Debido a la peculiaridad que tiene el lector como personaje de ficción en la literatura,
encuentro gustoso hablar acerca de su figura que, sin duda, es uno de los temas
inusuales que desentraña complejidades de la condición humana y su estrecho

1 El resultado del lector termina por convertirlo en una criatura literaria.
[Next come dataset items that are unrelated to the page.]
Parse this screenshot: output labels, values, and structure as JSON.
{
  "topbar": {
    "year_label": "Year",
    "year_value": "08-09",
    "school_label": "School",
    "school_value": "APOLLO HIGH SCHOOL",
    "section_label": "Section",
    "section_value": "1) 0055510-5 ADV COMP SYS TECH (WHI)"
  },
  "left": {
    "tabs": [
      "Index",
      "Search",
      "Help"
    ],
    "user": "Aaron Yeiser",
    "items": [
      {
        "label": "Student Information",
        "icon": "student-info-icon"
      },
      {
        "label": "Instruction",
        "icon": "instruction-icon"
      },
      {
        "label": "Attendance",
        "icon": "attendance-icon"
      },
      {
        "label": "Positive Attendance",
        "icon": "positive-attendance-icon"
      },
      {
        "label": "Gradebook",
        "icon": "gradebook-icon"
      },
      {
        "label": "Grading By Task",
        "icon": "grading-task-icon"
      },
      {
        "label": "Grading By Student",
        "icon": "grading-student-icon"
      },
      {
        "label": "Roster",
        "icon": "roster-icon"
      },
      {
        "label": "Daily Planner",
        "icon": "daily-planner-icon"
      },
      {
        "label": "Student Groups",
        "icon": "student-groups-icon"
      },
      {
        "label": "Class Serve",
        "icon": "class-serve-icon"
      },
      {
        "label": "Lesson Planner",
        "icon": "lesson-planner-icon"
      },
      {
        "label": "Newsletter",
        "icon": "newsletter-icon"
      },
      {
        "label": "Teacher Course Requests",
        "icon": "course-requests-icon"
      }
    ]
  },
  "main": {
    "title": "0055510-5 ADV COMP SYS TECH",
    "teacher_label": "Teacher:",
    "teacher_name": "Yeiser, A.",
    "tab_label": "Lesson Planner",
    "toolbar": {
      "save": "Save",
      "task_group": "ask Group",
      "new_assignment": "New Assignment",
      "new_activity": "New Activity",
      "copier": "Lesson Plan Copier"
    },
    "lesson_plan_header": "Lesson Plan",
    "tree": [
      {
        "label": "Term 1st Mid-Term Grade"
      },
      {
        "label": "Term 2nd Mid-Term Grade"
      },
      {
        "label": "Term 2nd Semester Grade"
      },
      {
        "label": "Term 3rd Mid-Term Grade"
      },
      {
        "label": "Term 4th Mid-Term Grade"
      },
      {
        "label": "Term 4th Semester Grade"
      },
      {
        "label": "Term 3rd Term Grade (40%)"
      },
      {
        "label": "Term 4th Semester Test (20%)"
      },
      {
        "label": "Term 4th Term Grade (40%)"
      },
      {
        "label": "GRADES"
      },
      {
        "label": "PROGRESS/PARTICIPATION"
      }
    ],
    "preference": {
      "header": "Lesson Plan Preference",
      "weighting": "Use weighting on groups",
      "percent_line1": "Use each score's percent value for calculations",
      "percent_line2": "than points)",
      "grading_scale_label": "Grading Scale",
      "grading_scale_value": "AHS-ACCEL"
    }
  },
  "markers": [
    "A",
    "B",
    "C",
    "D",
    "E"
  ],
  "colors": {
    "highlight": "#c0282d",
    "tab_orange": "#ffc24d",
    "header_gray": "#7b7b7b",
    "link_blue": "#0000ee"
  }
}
vínculo con el lenguaje de la Naturaleza. La vastedad de posibilidades que enfrenta
el lector, lo hace un habitante de ninguna parte del mundo, sin un rostro específico,
su vida se convierte en un territorio de historias a un paso de lo desconocido, no hay
etiquetas para definir al artista lector, el que desentraña los enigmas del texto hasta
lograr una versión más definida, sensible, honesta, de sí mismo.
“La literatura no depende de lectores ideales sólo de lectores bastante buenos. No
hay que confundir a un lector ideal con un lector virtual”, vigoroso, afirma, Alberto
Manguel. Pues, su mutante naturaleza depende del organismo vivo que es el libro, la
hondura de la obra por sí sola nos iluminará cuando la ficción cumpla su efecto en
nuestro genio sensible, así, el sentido crítico nos permitirá defendernos y estar
atentos a los medios de control que buscan idiotizar. El trabajo soterrado e hipócrita
del sistema de consumo se las ha ingeniado muy bien para distraernos; no para
vencer nuestra llama creativa. Los libros son un vehículo vivo que despoja con su
inocente apariencia a la identidad, su propiedad de organismo transformador lo
cuestiona todo, remueve las sutiles fibras que el ser humano reprime en los temores
y las fobias. Lo despierta. De ahí, que la opresión del sistema busque confundir
poderosos espíritus, expresiones de libertad que humanizan; que traen bienestar a
la colectividad humana por medio del ‘fuego’ de las artes.
Entonces, insto a rememorar, que serán los lectores de la pasión, los artistas de la
lectura, quienes harán los grandes hallazgos, los que sostienen una íntima relación
abismándose en la glosa para excavar el mundo y delatarse a sí mismos en el
hermoso oficio que en algún lugar Alfonso Reyes refirió algo así como: ‘este arte de
lo profundo’, que oculto como una sociedad secreta de bibliófagos se mantiene
ensanchando la hondura y el ardor del Espíritu crítico o, mejor dicho, del crítico
artista.|

OBRAS CITADAS
Manguel, Alberto, “lecturas sobre la lectura”, Océano Travesía, Barcelona, 2011.